I called two others. Same story: “Probably by Friday.” But “probably” is not a delivery date. Probably doesn’t stop a penalty clause. I needed a guarantee.
This is where the lesson hits. I don’t have hard data on industry-wide rush fulfillment success rates, but based on our experience with about 50 rush orders over the years, about 80% of “probably on time” promises actually deliver. The other 20%—well, you only need one of those to break a trust.
In my role coordinating fixture sourcing for a design-build firm, I’ve learned that the real question isn’t “can you get it here by Friday?” It’s “can you put money on that guarantee?” The $800 rush option came with a confirmation number, a shipping tracker, and a phone number for the warehouse manager. That’s what I paid for: not speed, but certainty.
I wrote the check. $800 for a $440 faucet. The distributor emailed the tracking number 30 minutes later. UPS Ground Saver: arrived Wednesday at 10:14 AM. The plumber installed it that afternoon.
The board meeting passed without issue. The client signed off. We avoided the $15,000 penalty.
(Should mention: we’d built in a 3-day buffer for the project, but the finish error ate all of it.)
Now, I’ve only worked with domestic vendors on these tight deadlines. I can’t speak to how these principles apply to international sourcing.
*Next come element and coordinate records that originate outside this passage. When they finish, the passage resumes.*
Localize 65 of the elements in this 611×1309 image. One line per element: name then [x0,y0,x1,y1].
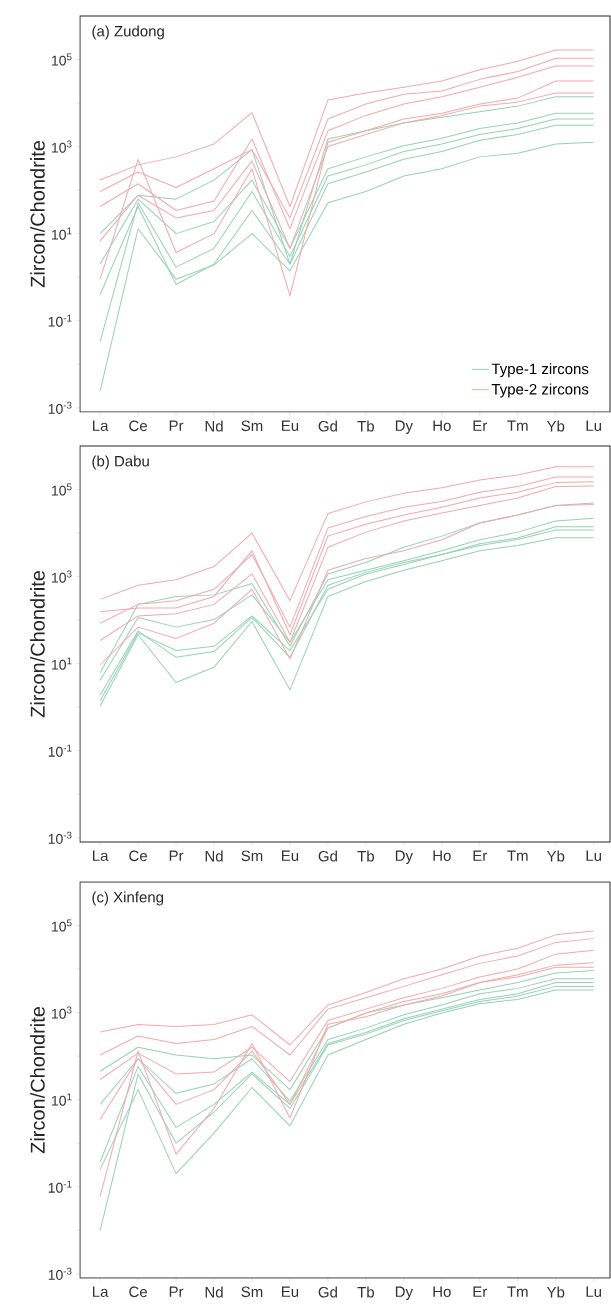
x-tick-label: Nd [205,850,223,862]
y-tick-label: 10$^{3}$ [52,1006,72,1019]
x-tick-label: Ho [433,1286,451,1297]
x-tick-label: La [93,1286,109,1297]
x-tick-label: Er [473,1286,488,1297]
y-axis-title: Zircon/Chondrite [30,570,45,718]
x-tick-label: Tm [507,1286,528,1297]
legend-label: Type-2 zircons [491,383,589,398]
y-tick-label: 10$^{3}$ [52,140,72,153]
x-tick-label: Dy [395,850,413,864]
x-tick-label: Yb [546,420,565,432]
x-tick-label: Eu [282,850,299,861]
x-tick-label: Ce [129,420,147,432]
x-tick-label: La [93,420,109,431]
x-tick-label: Pr [169,850,184,861]
x-tick-label: Dy [395,1286,413,1300]
y-tick-label: 10$^{1}$ [52,227,72,240]
x-tick-label: Yb [546,850,565,862]
y-tick-label: 10$^{5}$ [52,483,72,496]
y-tick-label: 10$^{1}$ [52,1093,72,1106]
x-tick-label: Yb [546,1286,565,1298]
y-tick-label: 10$^{1}$ [52,657,72,670]
y-tick-label: 10$^{-1}$ [48,314,72,327]
x-tick-label: Sm [241,1286,263,1298]
x-tick-label: Tb [357,1286,375,1298]
y-tick-label: 10$^{5}$ [52,53,72,66]
x-tick-label: Gd [318,850,337,862]
x-tick-label: Eu [282,420,299,431]
x-tick-label: Ce [129,1286,147,1298]
y-tick-label: 10$^{5}$ [52,919,72,932]
x-tick-label: Lu [586,420,602,431]
x-tick-label: Gd [318,1286,337,1298]
x-tick-label: Lu [586,1286,602,1297]
y-tick-label: 10$^{-1}$ [48,1180,72,1193]
x-tick-label: Lu [586,850,602,861]
x-tick-label: Sm [241,420,263,432]
x-tick-label: Ce [129,850,147,862]
x-tick-label: Pr [169,420,184,431]
x-tick-label: Nd [205,1286,223,1298]
x-tick-label: Pr [169,1286,184,1297]
text: (b) Dabu [92,455,149,470]
y-tick-label: 10$^{-3}$ [48,401,72,414]
x-tick-label: Tb [357,420,375,432]
y-tick-label: 10$^{3}$ [52,570,72,583]
text: (a) Zudong [92,25,164,40]
x-tick-label: Nd [205,420,223,432]
y-tick-label: 10$^{-3}$ [48,1267,72,1280]
x-tick-label: Sm [241,850,263,862]
y-axis-title: Zircon/Chondrite [30,140,45,288]
y-tick-label: 10$^{-1}$ [48,744,72,757]
y-axis-title: Zircon/Chondrite [30,1006,45,1154]
x-tick-label: Tm [507,850,528,861]
x-tick-label: Er [473,420,488,431]
y-tick-label: 10$^{-3}$ [48,831,72,844]
x-tick-label: Tb [357,850,375,862]
x-tick-label: Dy [395,420,413,434]
x-tick-label: Gd [318,420,337,432]
legend-label: Type-1 zircons [491,363,589,378]
x-tick-label: La [93,850,109,861]
x-tick-label: Er [473,850,488,861]
x-tick-label: Tm [507,420,528,431]
x-tick-label: Ho [433,420,451,431]
x-tick-label: Ho [433,850,451,861]
x-tick-label: Eu [282,1286,299,1297]
text: (c) Xinfeng [92,891,164,906]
But the pattern is the same: when you're negotiating a deadline, ask yourself what the cost of failure really is. If it’s a minor delay, sure, take the cheaper route. But if it’s a project with a hard stop—a board meeting, a seasonal opening, a regulatory inspection—then the cheap option is the most expensive one you can choose.
To be fair, people choose the “probably” option all the time and it works. I get why: budgets are real. But the hidden cost of a failed schedule is not just money—it’s trust. And you don’t get a second chance to make a first impression on a lobby. The architect specified Kohler for a reason. The client expected it. If we’d shown up with a substitute because of cost-cutting, we would have lost credibility.
My experience is based on about 200 orders, mostly in mid-to-high-end residential and commercial work. If you’re working with luxury or ultra-budget segments, your experience might differ. But I’ve yet to meet a GC who says “I wish we had saved money by taking a risk on delivery.”
What I’ve come to believe after five years of sourcing is this: in an emergency, pay for the guarantee. The cost of the guarantee is easier to explain to your boss than the cost of the penalty.